Daren Bakst, senior research fellow in agricultural policy, Heritage Foundation: Policymakers need to remove the excessive government intervention that exists in food policy. They should be freeing up food innovation instead of hindering it, reducing farmers’ dependence on government, not increasing it, and removing barriers to the sale of food, such as meat, not keeping these barriers in place. Then there’s free trade. The U.S. should be fighting to remove trade barriers imposed by other countries and taking action to remove our own barriers. In general, food policy should respect consumer dietary choices and allow individuals across the food supply chain to have the freedom to meet this demand.
Tom Philpott, food & agriculture correspondent, Mother Jones: With poverty spreading and the hunger on the rise, the candidates should be talking about how they’ll ramp up food aid and bolster institutions like school lunch—and how to boost wages and improve conditions for vital food-system workers. Then there’s the climate emergency: fires, floods, and droughts haunt California, our main source of fresh produce; while ever-fiercer spring storms have created an unprecedented, unchecked, soil-erosion crisis in the Midwest corn belt. The candidates should be competing over who has the best plan to mitigate climate change and protect our food system from its now-inevitable ravages.

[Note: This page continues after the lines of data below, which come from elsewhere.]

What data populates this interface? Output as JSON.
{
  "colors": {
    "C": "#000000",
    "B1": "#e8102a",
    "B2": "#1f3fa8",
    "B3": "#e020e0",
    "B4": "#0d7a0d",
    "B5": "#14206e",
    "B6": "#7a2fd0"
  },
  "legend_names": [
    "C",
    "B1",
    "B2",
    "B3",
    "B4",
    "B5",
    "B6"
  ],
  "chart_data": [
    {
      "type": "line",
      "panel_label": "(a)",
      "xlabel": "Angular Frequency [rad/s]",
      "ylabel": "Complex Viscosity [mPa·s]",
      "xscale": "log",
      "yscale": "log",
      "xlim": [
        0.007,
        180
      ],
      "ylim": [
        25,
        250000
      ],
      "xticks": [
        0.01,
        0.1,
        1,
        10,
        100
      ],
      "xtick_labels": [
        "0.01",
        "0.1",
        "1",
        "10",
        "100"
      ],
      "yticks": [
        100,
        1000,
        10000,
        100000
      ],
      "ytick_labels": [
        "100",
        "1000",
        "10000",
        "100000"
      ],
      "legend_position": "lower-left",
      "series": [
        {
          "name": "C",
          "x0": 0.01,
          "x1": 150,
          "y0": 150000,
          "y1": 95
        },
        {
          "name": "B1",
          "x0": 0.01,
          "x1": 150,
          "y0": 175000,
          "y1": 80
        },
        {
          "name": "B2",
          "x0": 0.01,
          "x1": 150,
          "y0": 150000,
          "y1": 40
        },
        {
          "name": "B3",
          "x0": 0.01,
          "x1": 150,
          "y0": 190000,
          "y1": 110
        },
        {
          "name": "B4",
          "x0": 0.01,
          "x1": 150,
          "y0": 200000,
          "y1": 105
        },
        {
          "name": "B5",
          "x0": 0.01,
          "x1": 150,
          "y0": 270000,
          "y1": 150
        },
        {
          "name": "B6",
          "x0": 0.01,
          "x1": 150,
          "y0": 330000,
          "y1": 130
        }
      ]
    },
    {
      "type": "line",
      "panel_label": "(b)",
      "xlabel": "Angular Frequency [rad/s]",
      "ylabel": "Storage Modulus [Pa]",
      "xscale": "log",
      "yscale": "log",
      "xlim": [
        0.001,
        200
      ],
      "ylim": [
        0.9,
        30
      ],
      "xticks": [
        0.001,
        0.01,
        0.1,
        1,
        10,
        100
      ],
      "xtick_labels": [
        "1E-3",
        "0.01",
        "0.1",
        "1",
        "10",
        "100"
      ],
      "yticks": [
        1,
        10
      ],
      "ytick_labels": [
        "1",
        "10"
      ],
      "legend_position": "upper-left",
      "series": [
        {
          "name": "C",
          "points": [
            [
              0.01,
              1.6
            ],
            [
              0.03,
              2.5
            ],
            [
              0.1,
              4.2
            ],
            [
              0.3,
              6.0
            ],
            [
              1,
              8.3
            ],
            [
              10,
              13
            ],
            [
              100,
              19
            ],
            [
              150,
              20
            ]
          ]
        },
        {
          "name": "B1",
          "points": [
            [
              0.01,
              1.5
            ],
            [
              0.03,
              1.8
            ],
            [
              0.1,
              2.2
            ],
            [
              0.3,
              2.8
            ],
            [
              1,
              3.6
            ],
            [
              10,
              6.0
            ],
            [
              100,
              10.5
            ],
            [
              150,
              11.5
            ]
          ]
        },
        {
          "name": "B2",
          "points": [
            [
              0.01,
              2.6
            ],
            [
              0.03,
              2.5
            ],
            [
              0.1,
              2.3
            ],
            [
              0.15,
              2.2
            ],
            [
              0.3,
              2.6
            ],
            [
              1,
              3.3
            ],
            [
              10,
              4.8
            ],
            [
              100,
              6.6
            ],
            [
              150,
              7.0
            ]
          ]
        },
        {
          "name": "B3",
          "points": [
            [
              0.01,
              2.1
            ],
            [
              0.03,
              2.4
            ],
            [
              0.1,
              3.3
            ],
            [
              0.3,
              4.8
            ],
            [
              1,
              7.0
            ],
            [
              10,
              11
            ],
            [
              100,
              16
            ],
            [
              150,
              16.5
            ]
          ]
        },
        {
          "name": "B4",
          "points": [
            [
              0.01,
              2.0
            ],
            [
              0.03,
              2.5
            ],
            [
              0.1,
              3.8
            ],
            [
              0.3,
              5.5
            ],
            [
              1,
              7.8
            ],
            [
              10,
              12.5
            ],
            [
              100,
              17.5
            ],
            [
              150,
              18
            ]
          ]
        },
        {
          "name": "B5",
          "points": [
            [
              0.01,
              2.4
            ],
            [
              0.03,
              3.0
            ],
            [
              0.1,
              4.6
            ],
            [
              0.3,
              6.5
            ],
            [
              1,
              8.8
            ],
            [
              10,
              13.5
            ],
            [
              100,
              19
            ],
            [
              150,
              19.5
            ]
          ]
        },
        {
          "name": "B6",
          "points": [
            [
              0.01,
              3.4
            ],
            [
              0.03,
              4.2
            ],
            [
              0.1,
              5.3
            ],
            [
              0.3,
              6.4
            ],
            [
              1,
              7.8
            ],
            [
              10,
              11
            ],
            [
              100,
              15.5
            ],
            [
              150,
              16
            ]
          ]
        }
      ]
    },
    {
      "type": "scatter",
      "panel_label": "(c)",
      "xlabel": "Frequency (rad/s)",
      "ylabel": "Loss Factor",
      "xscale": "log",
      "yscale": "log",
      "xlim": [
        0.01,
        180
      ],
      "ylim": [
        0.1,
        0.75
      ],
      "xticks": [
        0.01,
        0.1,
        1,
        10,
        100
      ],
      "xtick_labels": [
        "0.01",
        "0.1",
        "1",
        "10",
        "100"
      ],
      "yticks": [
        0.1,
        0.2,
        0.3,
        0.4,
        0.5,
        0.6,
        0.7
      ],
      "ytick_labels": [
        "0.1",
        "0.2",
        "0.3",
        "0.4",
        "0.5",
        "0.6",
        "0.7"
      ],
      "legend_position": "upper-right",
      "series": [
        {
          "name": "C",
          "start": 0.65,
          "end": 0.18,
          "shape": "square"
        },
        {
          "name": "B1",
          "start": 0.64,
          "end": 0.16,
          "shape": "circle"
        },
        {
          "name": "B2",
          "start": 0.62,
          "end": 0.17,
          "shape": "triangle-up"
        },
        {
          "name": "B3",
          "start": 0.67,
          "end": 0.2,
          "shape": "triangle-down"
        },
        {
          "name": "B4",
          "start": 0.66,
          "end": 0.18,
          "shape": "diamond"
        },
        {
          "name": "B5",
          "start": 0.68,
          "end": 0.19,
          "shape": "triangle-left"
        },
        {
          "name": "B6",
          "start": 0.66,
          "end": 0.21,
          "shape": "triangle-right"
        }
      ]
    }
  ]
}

Baylen Linnekin, columnist, Reason.com, Sr. Fellow, Reason Foundation: Other than a handful of minor COVID-related deregulatory efforts (e.g., temporarily easing food labeling rules), I wish Donald Trump could point to even one meaningful food-policy accomplishment his administration had achieved during the past four years. I wish Joe Biden would call out the folly of Trump’s food protectionism and make the case for freer trade and the elimination of food tariffs and farm subsidies.